Fellow panelist Andrea van Vugt, global director at Harper & Associates in Canada, said companies she talks with are concerned that if they invest in making masks, for instance, they are going to lose money when the memory of what happened during the pandemic fades. They are very worried that the "lowest cost driver is going to be back … in three to four years," she said.
Lora noted that it's not just changes to NAFTA, and a heightened focus on labor rights at Mexican factories, that are complicating business in Mexico. An outsourcing law that passed last month bans outsourcing unless the contracts cover tasks that are not part of the corporate purpose. Companies are required to bring jobs back in house by September 2021 if the outsourcing they were doing does not follow the law. "What is going on in Mexico is quite controversial," he said.

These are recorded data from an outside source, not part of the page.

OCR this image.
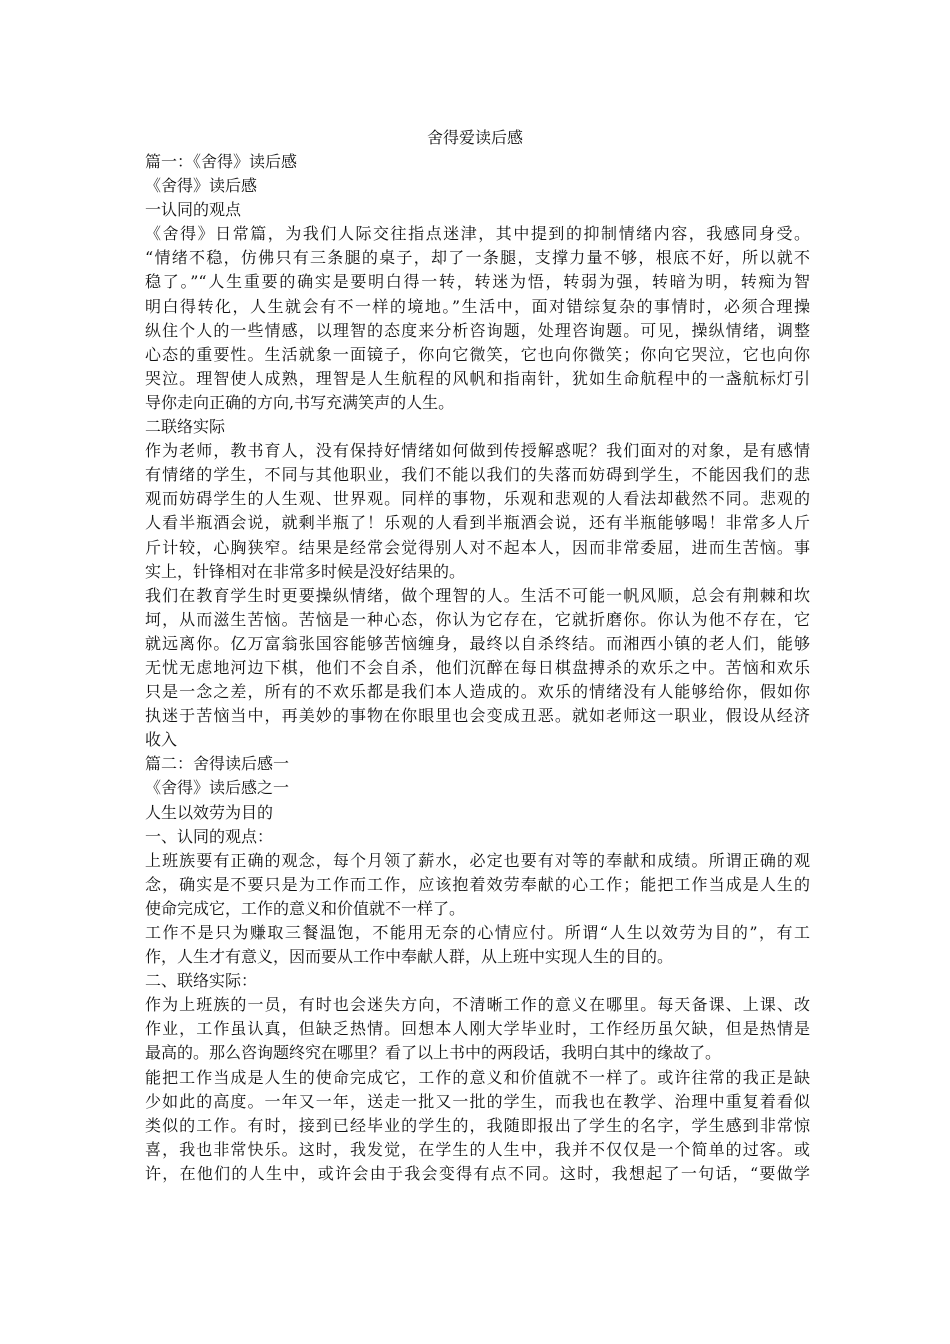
舍得爱读后感
篇一：《舍得》读后感
《舍得》读后感
一认同的观点
《舍得》日常篇，为我们人际交往指点迷津，其中提到的抑制情绪内容，我感同身受。
“情绪不稳，仿佛只有三条腿的桌子，却了一条腿，支撑力量不够，根底不好，所以就不
稳了。”“人生重要的确实是要明白得一转，转迷为悟，转弱为强，转暗为明，转痴为智
明白得转化，人生就会有不一样的境地。”生活中，面对错综复杂的事情时，必须合理操
纵住个人的一些情感，以理智的态度来分析咨询题，处理咨询题。可见，操纵情绪，调整
心态的重要性。生活就象一面镜子，你向它微笑，它也向你微笑；你向它哭泣，它也向你
哭泣。理智使人成熟，理智是人生航程的风帆和指南针，犹如生命航程中的一盏航标灯引
导你走向正确的方向,书写充满笑声的人生。
二联络实际
作为老师，教书育人，没有保持好情绪如何做到传授解惑呢？我们面对的对象，是有感情
有情绪的学生，不同与其他职业，我们不能以我们的失落而妨碍到学生，不能因我们的悲
观而妨碍学生的人生观、世界观。同样的事物，乐观和悲观的人看法却截然不同。悲观的
人看半瓶酒会说，就剩半瓶了！乐观的人看到半瓶酒会说，还有半瓶能够喝！非常多人斤
斤计较，心胸狭窄。结果是经常会觉得别人对不起本人，因而非常委屈，进而生苦恼。事
实上，针锋相对在非常多时候是没好结果的。
我们在教育学生时更要操纵情绪，做个理智的人。生活不可能一帆风顺，总会有荆棘和坎
坷，从而滋生苦恼。苦恼是一种心态，你认为它存在，它就折磨你。你认为他不存在，它
就远离你。亿万富翁张国容能够苦恼缠身，最终以自杀终结。而湘西小镇的老人们，能够
无忧无虑地河边下棋，他们不会自杀，他们沉醉在每日棋盘搏杀的欢乐之中。苦恼和欢乐
只是一念之差，所有的不欢乐都是我们本人造成的。欢乐的情绪没有人能够给你，假如你
执迷于苦恼当中，再美妙的事物在你眼里也会变成丑恶。就如老师这一职业，假设从经济
收入
篇二：舍得读后感一
《舍得》读后感之一
人生以效劳为目的
一、认同的观点：
上班族要有正确的观念，每个月领了薪水，必定也要有对等的奉献和成绩。所谓正确的观
念，确实是不要只是为工作而工作，应该抱着效劳奉献的心工作；能把工作当成是人生的
使命完成它，工作的意义和价值就不一样了。
工作不是只为赚取三餐温饱，不能用无奈的心情应付。所谓“人生以效劳为目的”，有工
作，人生才有意义，因而要从工作中奉献人群，从上班中实现人生的目的。
二、联络实际：
作为上班族的一员，有时也会迷失方向，不清晰工作的意义在哪里。每天备课、上课、改
作业，工作虽认真，但缺乏热情。回想本人刚大学毕业时，工作经历虽欠缺，但是热情是
最高的。那么咨询题终究在哪里？看了以上书中的两段话，我明白其中的缘故了。
能把工作当成是人生的使命完成它，工作的意义和价值就不一样了。或许往常的我正是缺
少如此的高度。一年又一年，送走一批又一批的学生，而我也在教学、治理中重复着看似
类似的工作。有时，接到已经毕业的学生的，我随即报出了学生的名字，学生感到非常惊
喜，我也非常快乐。这时，我发觉，在学生的人生中，我并不仅仅是一个简单的过客。或
许，在他们的人生中，或许会由于我会变得有点不同。这时，我想起了一句话，“要做学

Both van Vugt and fellow Canadian Nadia Theodore believe that the U.S. and Canada will make significant progress on a united approach to carbon border adjustment taxes in the next year or so. Theodore, the top government relations executive at meat and faux meat company Maple Leaf Foods, said, "Our goal is to be the most sustainable protein company on Earth," but said it's equally important that the 13,000-person company has to remain competitive.
She said talk of a carbon border adjustment tax is building because "there is a recognition that … we do need to urgently deal with issues around tackling climate change."